DISEASE INFORMATION
Hereditary angioedema (HAE), also known as C1 inhibitor (C1-INH) deficiency, is a rare autosomal dominant condition. The prevalence of the disease has been estimated to be approximately 1 in 50,000,with no gender predominance and no known differences in prevalence among ethnic groups.² HAE is characterized by the occurrence of subcutaneous and submucosal edema in any part of the skin, respiratory and gastrointestinal tracts. Edema is self-limited and more commonly occurs in the extremities. Abdominal pain, nausea and vomiting are the dominant symptoms in HAE due to constriction caused by edema of the intestinal wall and mesentery.² Episodes of swelling may also involve the upper respiratory tract, including the tongue, pharynx and larynx. In HAE patients, laryngeal edema can be life threatening due to asphyxiation and it can occur at any age.^2,3 Edema can be precipitated by minor trauma to the tissue, such as dental work, infection, certain drugs such as estrogen or angiotensin converting enzyme inhibitors, as well as emotional stress.³

HAE is caused by mutations in the SERPING1 gene (also known as C1NH), which codes for C1 inhibitor (C1-INH) protein.⁴ Two types of HAE that have been described according to C1-INH activity and levels. In HAE Type I, accounting for 80-85% of all patients, C1-INH protein quantity is decreased by nearly 35%.^1,4 In HAE Type II, serum levels of the protein are normal or elevated, but activity is reduced. A third type, HAE III, is associated with possible X-linked dominant inheritance and has been seen primarily in women.^1,2,5 The Ambry Test HAE AMPLIFIED™ is designed to detect mutations in the SERPING1 gene known to cause HAE Type I and Type II.
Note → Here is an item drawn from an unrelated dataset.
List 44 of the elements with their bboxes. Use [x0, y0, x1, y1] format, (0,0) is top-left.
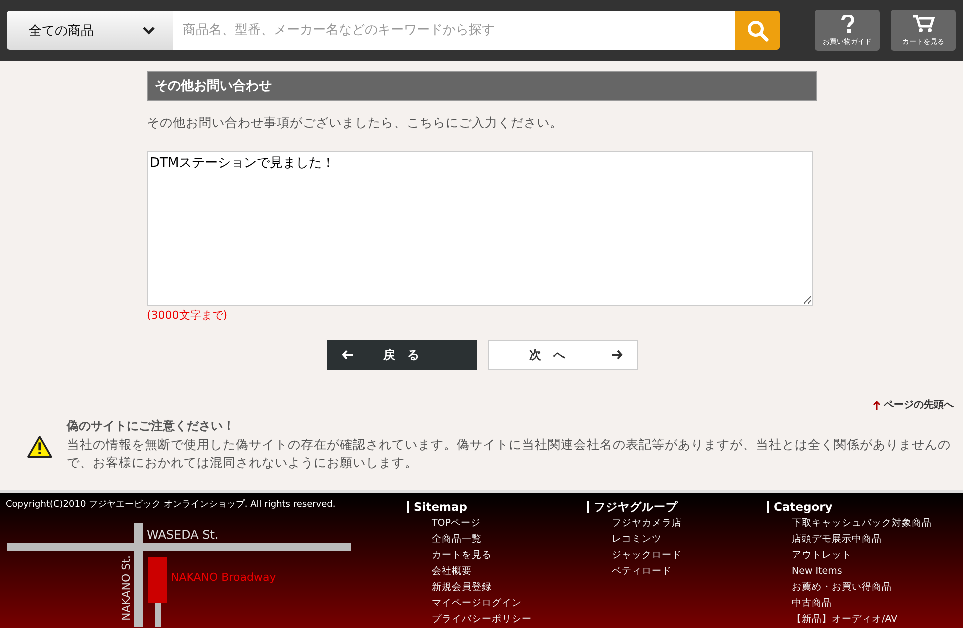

TESTING BENEFITS & INDICATIONS
Genetic analysis can provide confirmation of a clinical diagnosis of HAE. Once a mutation is identified in a patient, testing of other family members can help identify carriers before clinical manifestations are present.

TEST DESCRIPTION
This Ambry Test is a gene sequence analysis performed by PCR-based double-stranded automated sequencing in the sense and antisense directions for 5’UTR as well as coding exons 2-8 of the SERPING1 gene, plus at least 20 bases into the 5’ and 3’ ends of all the introns. If no mutation is detected, analysis for gross deletions/duplications of the SERPING1 gene is performed by the Multiplex Ligation-Dependent Probe Amplification (MLPA) kit, developed by MRC Holland.  Specific mutation analysis for individual SERPING1 mutations known to be in the family is also available.

MUTATION DETECTION RATE
Mutations in the SERPING1 gene have been associated with ~82% of clinically affected HAE patients.⁴ The Ambry Test: HAE AMPLIFIED (SERPING1) is designed and validated to be capable of detecting ~98% of described mutations in SERPING1 gene for HAE Types I and II.

SPECIMEN REQUIREMENTS
Blood: Collect 3-5 cc from adult or 2 cc minimum from child into EDTA purple-top tube (first choice) or ACD yellow-top tube (second choice). Store at room temperature or refrigerate. Ship at room temperature.
Blood Spot: Call for availability.
Saliva: Collect 2 ml into Oragene™ DNA Self-Collection container. Store and ship at room temperature.
DNA: Send 20 µg in TE at 50-100 ng/µl. Store frozen and ship on ice or dry ice.
Prenatal: Prenatal testing is available. Please call an Ambry Genetic Counselor to discuss your case.

REFERENCES
¹ Nzeako UC et al. Arch Intern Med. 2001;161:2417-2429.
² Zuraw BL. N Engl J Med 2008;359:1027-36.
³ Jensen NF et al. Anesth Analg. 1998;87:480-8.
⁴ Gosswein T et al. Cytogenet Genome Res 2008; 121:181-188.
⁵ Bork K et al. The Lancet 2000;365(9225):213-217.